Graham Greene on a Gun for Sale:

 

 

 

The greater part of A Gun for Sale takes place in Nottwich, which I later used as background for my play The Potting Shed. Nottwich, of course, is Nottingham where, as I have recounted A Sort of Life, I lived for three winter months with a mongrel terrier, working in the evenings as a trainee on the the Nottingham Journal. I don’t know why a certain wry love of Nottingham lodged in my imagination rather as a love of Freetown was to do later. It was the furthest north I had ever been, the first strange city in which I had made a home, alone, without friends.

The main character in the novel, Raven the killer, seems to me now a first sketch for Pinkie in Brighton Rock. He is a Pinkie who has aged but not grown up…

If Raven is an older Pinkie, Mather I can imagine to have been trained as police officer under the Assistant Commissioner of It’s a Battlefield; a little of his superior’s sober temperature has rubbed off on him. He is not, like the Assistant Commissioner, a born bachelor, but I think in time he must have proved a little too square for Anne Crowder with her indiscriminate passion for love.

What can I say of the other characters? Doctor Yogel has something a certain police doctor near Blackfriars to whom I once went in my youth, terrified that I might be suffering from what used to be called by an ironic euphemism a social disease; he told me not to eat tomatoes, an instruction which I have obeyed to this day. His dingy rooms on the top floor of a tenement block and his abrupt furtive manner remained a memory which I think contributed to the sketch of Doctor Yogel.

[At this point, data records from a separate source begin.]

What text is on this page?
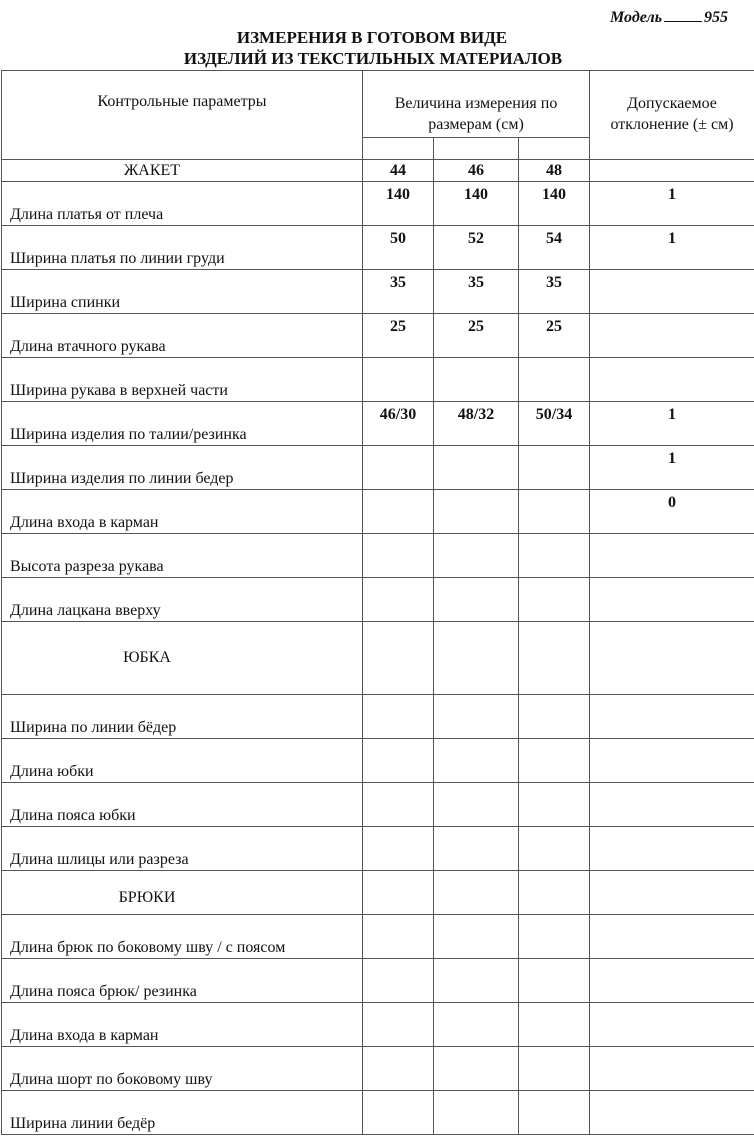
Модель	955
ИЗМЕРЕНИЯ В ГОТОВОМ ВИДЕ
ИЗДЕЛИЙ ИЗ ТЕКСТИЛЬНЫХ МАТЕРИАЛОВ
Контрольные параметры	Величина измерения по размерам (см)			Допускаемое отклонение (± см)

ЖАКЕТ	44	46	48	
Длина платья от плеча	140	140	140	1
Ширина платья по линии груди	50	52	54	1
Ширина спинки	35	35	35	
Длина втачного рукава	25	25	25	
Ширина рукава в верхней части				
Ширина изделия по талии/резинка	46/30	48/32	50/34	1
Ширина изделия по линии бедер				1
Длина входа в карман				0
Высота разреза рукава				
Длина лацкана вверху				
ЮБКА				
Ширина по линии бёдер				
Длина юбки				
Длина пояса юбки				
Длина шлицы или разреза				
БРЮКИ				
Длина брюк по боковому шву / с поясом				
Длина пояса брюк/ резинка				
Длина входа в карман				
Длина шорт по боковому шву				
Ширина линии бедёр				
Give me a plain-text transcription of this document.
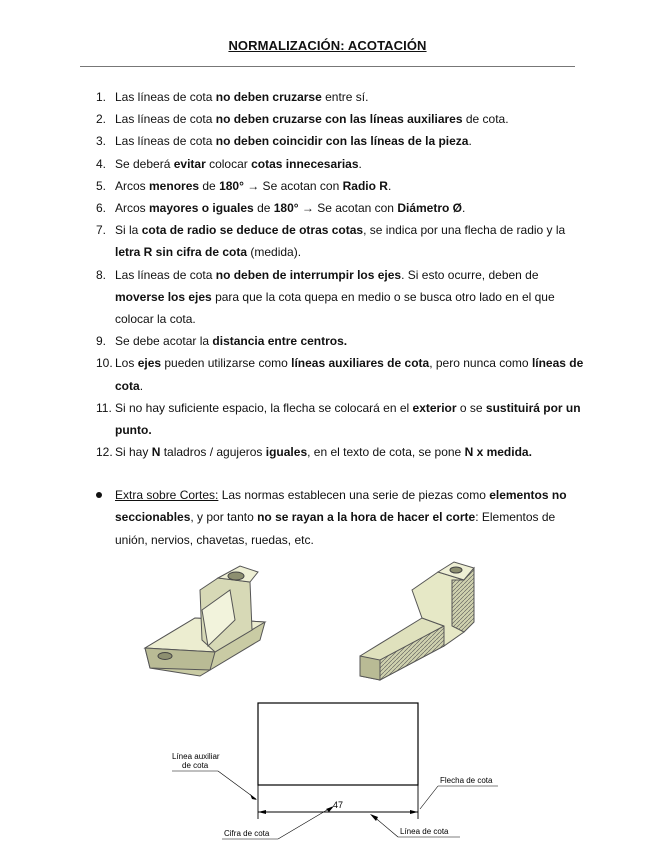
NORMALIZACIÓN: ACOTACIÓN
1. Las líneas de cota no deben cruzarse entre sí.
2. Las líneas de cota no deben cruzarse con las líneas auxiliares de cota.
3. Las líneas de cota no deben coincidir con las líneas de la pieza.
4. Se deberá evitar colocar cotas innecesarias.
5. Arcos menores de 180° → Se acotan con Radio R.
6. Arcos mayores o iguales de 180° → Se acotan con Diámetro Ø.
7. Si la cota de radio se deduce de otras cotas, se indica por una flecha de radio y la letra R sin cifra de cota (medida).
8. Las líneas de cota no deben de interrumpir los ejes. Si esto ocurre, deben de moverse los ejes para que la cota quepa en medio o se busca otro lado en el que colocar la cota.
9. Se debe acotar la distancia entre centros.
10. Los ejes pueden utilizarse como líneas auxiliares de cota, pero nunca como líneas de cota.
11. Si no hay suficiente espacio, la flecha se colocará en el exterior o se sustituirá por un punto.
12. Si hay N taladros / agujeros iguales, en el texto de cota, se pone N x medida.
Extra sobre Cortes: Las normas establecen una serie de piezas como elementos no seccionables, y por tanto no se rayan a la hora de hacer el corte: Elementos de unión, nervios, chavetas, ruedas, etc.
47
Línea auxiliar
de cota
Flecha de cota
Cifra de cota	Línea de cota
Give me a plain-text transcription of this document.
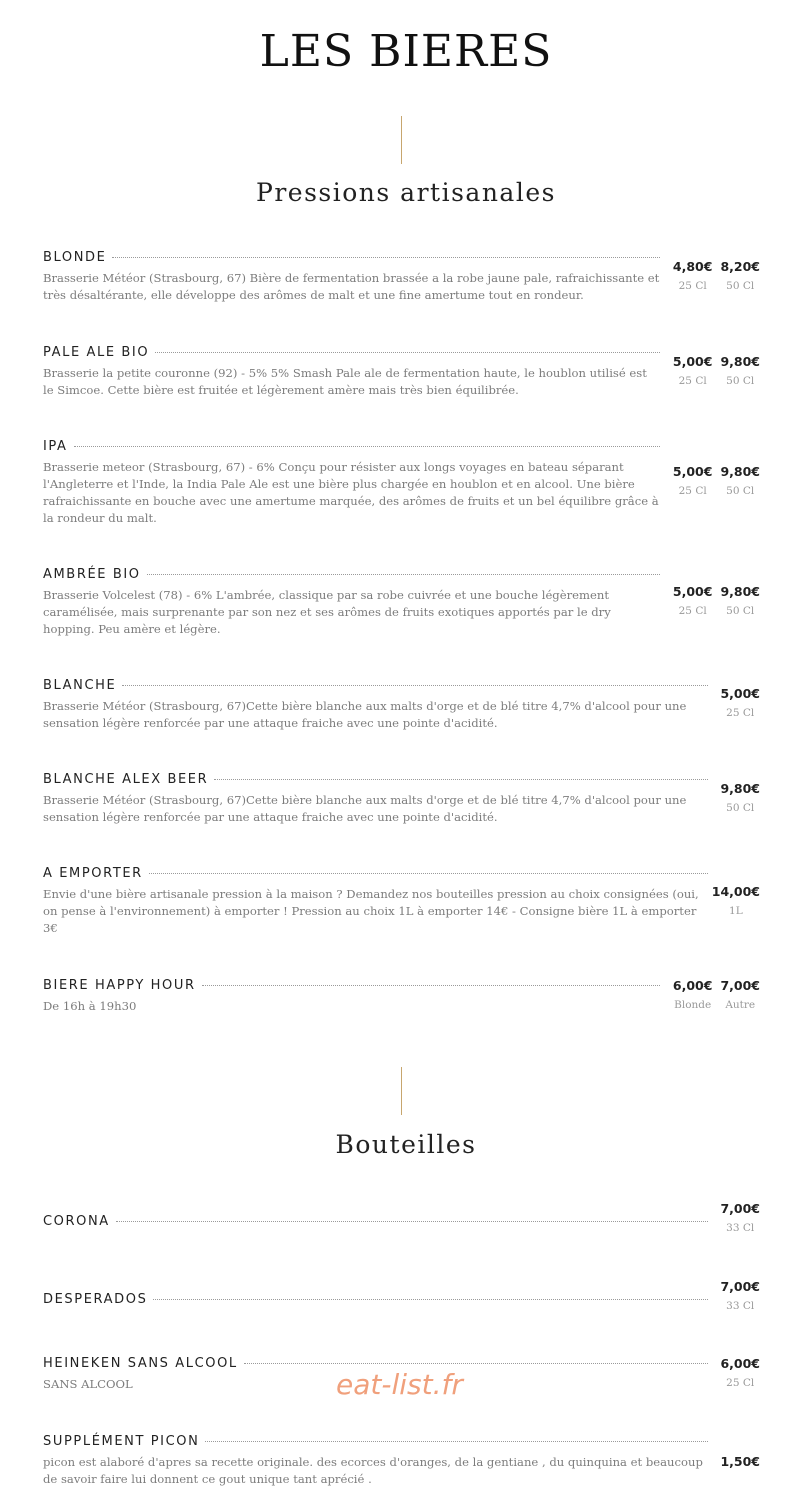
LES BIERES
Pressions artisanales
BLONDE

Brasserie Météor (Strasbourg, 67) Bière de fermentation brassée a la robe jaune pale, rafraichissante et très désaltérante, elle développe des arômes de malt et une fine amertume tout en rondeur.

4,80€
25 Cl
8,20€
50 Cl
PALE ALE BIO

Brasserie la petite couronne (92) - 5% 5% Smash Pale ale de fermentation haute, le houblon utilisé est le Simcoe. Cette bière est fruitée et légèrement amère mais très bien équilibrée.

5,00€
25 Cl
9,80€
50 Cl
IPA

Brasserie meteor (Strasbourg, 67) - 6% Conçu pour résister aux longs voyages en bateau séparant l'Angleterre et l'Inde, la India Pale Ale est une bière plus chargée en houblon et en alcool. Une bière rafraichissante en bouche avec une amertume marquée, des arômes de fruits et un bel équilibre grâce à la rondeur du malt.

5,00€
25 Cl
9,80€
50 Cl
AMBRÉE BIO

Brasserie Volcelest (78) - 6% L'ambrée, classique par sa robe cuivrée et une bouche légèrement caramélisée, mais surprenante par son nez et ses arômes de fruits exotiques apportés par le dry hopping. Peu amère et légère.

5,00€
25 Cl
9,80€
50 Cl
BLANCHE

Brasserie Météor (Strasbourg, 67)Cette bière blanche aux malts d'orge et de blé titre 4,7% d'alcool pour une sensation légère renforcée par une attaque fraiche avec une pointe d'acidité.

5,00€
25 Cl
BLANCHE ALEX BEER

Brasserie Météor (Strasbourg, 67)Cette bière blanche aux malts d'orge et de blé titre 4,7% d'alcool pour une sensation légère renforcée par une attaque fraiche avec une pointe d'acidité.

9,80€
50 Cl
A EMPORTER

Envie d'une bière artisanale pression à la maison ? Demandez nos bouteilles pression au choix consignées (oui, on pense à l'environnement) à emporter ! Pression au choix 1L à emporter 14€ - Consigne bière 1L à emporter 3€

14,00€
1L
BIERE HAPPY HOUR

De 16h à 19h30

6,00€
Blonde
7,00€
Autre
Bouteilles
CORONA
7,00€
33 Cl
DESPERADOS
7,00€
33 Cl
HEINEKEN SANS ALCOOL

SANS ALCOOL

6,00€
25 Cl
SUPPLÉMENT PICON

picon est alaboré d'apres sa recette originale. des ecorces d'oranges, de la gentiane , du quinquina et beaucoup de savoir faire lui donnent ce gout unique tant aprécié .

1,50€
eat-list.fr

There are certain scenes which I like in this book. For example I am a little proud of the air-raid practice in Nottwich which enabled Raven to enter the offices of Sir Marcus. I wrote the scene in 1935 and the National Government had certainly not reached that point of preparation, though such a practice would have been plausible enough four years later. I like too the character of Acky, the unfrocked clergyman, and of his wife—the two old evil characters joined to each other by a selfless love. I had not chosen an Anglican clergyman for the part with any ill intent—I doubted at the time whether such purity of love would seem plausible in a married and excommunicated Catholic priest. I was to draw one later in The Power and the Glory, Father Jose, but as a man I prefer poor Acky. He was not the kind of sinner who has the makings of a saint. His sense of guilt led only to innumerable letters to his bishop, of self-justification or accusation…He belongs to the same world of wounds and guilt as Raven and Pinkie.